Posted: Jul 25, 2010 5:11 pm
by Rumraket
I'm SO glad you said that. I'm an architect. I design things. When I see a good design, I recognize and appreciate the hand of the designer. I see a good design in the universe, which implies a designer.

Here we simply disagree. I don't see good design in the universe, seeing good design implies you know what it was designed for, among other things. I often see the claim that the universe was fine tuned for life, and I have to respond "how do they know it was for life?". I mean, it could be fine tuned... for planets, galaxies, sand and molten rock. There is a lot more of that. It could even be fine tuned to expand forever, regardless of it's material contents. Indeed, it is entirely possible that it is not finetuned at all.

When it comes to the gods of all the religions, I'm atheist, mainly because those gods are just too dumb. But when it comes to Spinoza's designer, I have to be agnostic. There is the possibility that the universe itself has the mechanism of design built into itself.

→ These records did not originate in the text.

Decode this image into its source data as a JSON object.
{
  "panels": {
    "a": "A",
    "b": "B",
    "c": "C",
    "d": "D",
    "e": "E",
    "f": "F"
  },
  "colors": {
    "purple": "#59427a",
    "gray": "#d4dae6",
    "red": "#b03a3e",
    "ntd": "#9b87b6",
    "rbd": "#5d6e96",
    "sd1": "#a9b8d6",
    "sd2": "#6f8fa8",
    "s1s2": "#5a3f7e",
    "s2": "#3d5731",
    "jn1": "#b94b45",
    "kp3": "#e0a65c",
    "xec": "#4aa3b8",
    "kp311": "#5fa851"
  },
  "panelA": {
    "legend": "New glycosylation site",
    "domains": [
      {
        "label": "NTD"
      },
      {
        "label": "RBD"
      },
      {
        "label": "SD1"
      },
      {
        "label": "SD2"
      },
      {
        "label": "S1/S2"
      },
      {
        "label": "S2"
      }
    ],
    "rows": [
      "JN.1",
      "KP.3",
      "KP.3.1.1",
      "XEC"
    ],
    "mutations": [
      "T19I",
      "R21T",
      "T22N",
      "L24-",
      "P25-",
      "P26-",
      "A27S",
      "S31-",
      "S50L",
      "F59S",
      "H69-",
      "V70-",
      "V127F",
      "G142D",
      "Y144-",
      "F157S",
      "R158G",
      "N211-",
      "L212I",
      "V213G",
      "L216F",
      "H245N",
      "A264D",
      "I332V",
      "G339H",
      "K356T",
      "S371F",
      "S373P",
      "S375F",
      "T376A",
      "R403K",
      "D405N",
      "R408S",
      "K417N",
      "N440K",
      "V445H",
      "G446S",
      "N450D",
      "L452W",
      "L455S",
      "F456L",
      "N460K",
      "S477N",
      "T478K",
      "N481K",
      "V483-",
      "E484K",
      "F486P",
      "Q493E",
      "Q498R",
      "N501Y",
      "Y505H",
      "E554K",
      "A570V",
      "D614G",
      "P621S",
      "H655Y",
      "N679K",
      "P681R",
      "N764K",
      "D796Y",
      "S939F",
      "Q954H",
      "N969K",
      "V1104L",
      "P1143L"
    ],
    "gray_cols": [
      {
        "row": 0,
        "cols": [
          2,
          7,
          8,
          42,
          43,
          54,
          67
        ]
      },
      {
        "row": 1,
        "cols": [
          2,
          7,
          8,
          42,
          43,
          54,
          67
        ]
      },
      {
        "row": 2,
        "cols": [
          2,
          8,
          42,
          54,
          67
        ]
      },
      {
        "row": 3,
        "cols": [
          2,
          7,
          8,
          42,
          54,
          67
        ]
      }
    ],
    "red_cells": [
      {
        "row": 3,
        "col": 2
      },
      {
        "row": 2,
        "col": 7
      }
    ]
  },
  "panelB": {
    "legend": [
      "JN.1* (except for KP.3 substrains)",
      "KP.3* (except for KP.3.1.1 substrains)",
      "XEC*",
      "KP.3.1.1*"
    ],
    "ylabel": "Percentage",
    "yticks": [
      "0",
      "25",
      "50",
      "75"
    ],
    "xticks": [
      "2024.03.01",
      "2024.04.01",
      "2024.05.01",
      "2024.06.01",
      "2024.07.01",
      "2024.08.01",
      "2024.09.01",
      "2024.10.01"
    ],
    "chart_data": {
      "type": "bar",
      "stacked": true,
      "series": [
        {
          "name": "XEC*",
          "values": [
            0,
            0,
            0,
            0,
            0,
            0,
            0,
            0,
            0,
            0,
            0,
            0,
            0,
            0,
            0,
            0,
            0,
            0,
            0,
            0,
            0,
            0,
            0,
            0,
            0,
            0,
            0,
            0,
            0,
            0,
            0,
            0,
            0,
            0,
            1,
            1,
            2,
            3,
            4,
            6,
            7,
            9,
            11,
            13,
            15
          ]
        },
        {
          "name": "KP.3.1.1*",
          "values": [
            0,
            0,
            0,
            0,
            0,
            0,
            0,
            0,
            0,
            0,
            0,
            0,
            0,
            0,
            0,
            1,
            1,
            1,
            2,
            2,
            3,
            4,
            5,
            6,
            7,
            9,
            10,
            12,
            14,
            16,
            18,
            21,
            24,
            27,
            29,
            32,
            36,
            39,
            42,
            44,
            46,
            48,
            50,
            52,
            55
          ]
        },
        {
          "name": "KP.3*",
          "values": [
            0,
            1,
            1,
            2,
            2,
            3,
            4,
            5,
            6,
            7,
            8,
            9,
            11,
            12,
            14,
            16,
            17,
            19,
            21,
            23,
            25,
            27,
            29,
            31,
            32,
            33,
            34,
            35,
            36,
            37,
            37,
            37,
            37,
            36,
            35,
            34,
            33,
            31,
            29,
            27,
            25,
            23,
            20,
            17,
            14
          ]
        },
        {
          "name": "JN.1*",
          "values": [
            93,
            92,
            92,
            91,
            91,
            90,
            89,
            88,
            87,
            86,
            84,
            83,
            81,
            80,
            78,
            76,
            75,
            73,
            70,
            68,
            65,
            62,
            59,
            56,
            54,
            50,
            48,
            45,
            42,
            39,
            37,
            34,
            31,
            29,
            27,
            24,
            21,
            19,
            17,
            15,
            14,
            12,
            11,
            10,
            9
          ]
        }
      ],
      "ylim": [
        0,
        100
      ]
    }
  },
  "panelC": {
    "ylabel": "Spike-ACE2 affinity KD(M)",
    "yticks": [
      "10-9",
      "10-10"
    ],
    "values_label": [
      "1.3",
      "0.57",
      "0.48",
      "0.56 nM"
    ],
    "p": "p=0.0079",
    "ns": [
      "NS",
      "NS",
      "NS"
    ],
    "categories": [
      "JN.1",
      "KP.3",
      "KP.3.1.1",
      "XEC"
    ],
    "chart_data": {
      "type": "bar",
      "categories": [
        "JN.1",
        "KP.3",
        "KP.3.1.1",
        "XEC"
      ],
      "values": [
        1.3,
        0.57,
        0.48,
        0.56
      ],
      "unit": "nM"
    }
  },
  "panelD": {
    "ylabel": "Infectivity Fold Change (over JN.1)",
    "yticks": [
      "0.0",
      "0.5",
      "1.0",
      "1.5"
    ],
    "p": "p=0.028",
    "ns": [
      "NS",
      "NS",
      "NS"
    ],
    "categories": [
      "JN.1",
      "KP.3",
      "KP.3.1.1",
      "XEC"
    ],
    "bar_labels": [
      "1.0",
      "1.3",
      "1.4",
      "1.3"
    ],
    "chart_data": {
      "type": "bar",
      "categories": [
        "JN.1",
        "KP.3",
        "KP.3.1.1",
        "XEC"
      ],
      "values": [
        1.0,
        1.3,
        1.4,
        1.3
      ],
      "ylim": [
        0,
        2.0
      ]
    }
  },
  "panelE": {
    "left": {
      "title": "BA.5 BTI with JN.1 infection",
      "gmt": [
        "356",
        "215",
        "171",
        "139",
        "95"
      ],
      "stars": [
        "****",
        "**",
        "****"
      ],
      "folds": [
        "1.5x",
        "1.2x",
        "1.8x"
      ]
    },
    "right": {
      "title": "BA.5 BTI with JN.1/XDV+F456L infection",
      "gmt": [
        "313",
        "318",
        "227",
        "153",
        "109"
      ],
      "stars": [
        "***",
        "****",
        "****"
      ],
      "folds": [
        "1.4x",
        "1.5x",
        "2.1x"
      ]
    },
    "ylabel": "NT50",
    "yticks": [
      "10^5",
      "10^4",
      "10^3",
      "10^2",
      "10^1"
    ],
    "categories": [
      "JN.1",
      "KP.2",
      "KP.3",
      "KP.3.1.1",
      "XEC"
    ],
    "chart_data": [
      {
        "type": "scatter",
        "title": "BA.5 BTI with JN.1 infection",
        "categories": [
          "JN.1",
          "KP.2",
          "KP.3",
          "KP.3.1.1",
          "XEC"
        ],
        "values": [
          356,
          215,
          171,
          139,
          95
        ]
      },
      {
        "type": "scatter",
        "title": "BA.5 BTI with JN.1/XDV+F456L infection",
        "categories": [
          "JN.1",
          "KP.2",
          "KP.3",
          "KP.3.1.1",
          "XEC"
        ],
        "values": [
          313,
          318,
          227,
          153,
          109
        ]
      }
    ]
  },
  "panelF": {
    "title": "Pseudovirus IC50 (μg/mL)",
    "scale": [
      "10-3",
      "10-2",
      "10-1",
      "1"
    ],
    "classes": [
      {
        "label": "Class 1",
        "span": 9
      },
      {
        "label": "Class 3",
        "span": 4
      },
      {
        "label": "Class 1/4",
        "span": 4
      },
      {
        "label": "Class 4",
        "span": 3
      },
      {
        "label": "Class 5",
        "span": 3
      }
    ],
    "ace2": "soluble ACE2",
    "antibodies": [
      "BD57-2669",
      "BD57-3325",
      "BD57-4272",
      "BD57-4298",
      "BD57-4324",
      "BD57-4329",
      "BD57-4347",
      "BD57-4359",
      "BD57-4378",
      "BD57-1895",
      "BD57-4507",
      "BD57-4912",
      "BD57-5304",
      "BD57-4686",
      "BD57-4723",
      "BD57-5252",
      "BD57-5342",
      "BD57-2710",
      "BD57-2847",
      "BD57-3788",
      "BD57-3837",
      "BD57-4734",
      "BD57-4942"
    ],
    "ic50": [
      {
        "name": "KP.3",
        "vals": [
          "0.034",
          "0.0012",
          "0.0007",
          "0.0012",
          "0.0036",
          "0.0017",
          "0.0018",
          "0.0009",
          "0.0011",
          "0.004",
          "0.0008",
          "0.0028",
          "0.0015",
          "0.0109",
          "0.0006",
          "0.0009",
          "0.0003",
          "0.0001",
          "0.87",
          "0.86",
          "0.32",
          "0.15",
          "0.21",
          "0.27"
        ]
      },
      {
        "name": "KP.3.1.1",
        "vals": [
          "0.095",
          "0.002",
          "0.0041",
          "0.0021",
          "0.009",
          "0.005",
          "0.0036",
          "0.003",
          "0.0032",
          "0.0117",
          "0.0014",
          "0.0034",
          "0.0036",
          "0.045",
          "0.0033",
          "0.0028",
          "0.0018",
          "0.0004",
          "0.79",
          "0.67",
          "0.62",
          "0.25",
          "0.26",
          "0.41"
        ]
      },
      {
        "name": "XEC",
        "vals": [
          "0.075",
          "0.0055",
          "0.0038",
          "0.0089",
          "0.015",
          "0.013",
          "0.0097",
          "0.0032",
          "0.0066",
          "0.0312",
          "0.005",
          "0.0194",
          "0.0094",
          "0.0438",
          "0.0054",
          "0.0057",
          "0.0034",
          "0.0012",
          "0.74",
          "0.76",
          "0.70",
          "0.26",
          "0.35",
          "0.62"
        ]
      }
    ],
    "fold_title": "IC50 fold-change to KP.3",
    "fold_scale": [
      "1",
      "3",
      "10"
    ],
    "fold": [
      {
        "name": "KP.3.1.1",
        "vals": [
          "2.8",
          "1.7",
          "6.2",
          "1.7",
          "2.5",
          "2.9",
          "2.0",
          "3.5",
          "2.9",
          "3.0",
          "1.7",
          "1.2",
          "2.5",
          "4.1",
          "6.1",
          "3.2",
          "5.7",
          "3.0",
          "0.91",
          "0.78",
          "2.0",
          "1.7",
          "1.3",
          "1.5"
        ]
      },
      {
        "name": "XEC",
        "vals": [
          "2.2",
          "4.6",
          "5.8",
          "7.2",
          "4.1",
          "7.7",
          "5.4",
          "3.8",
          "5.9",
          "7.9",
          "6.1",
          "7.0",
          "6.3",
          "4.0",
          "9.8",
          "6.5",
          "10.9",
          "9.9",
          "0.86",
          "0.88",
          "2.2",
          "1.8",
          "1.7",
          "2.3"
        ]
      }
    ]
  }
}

A type of universal DNA, if you will.

Yes on a fundamental level regarding the ultimate origin of the universe, I agree that in the absense of evidence to the contrary, the honest approach is technically agnosticism. Regarding the specific religious claims, I'm an atheist. I see no reason to think there are any gods and I find all the arguments unconvincing. The same applies for the fine tuning argument, It's unimpressive to me.

The argument about whether or not there is a god/designer and whether or not the truth claims of a particular religion are valid are two completely different arguments.

Yes but I think Cali's question here is specifically regarding the assertion that specific molecular biological entities are designed. And the obvious question is : how do they falsifiably infer design? Give us a rigorous, scienficic metric for detecting design.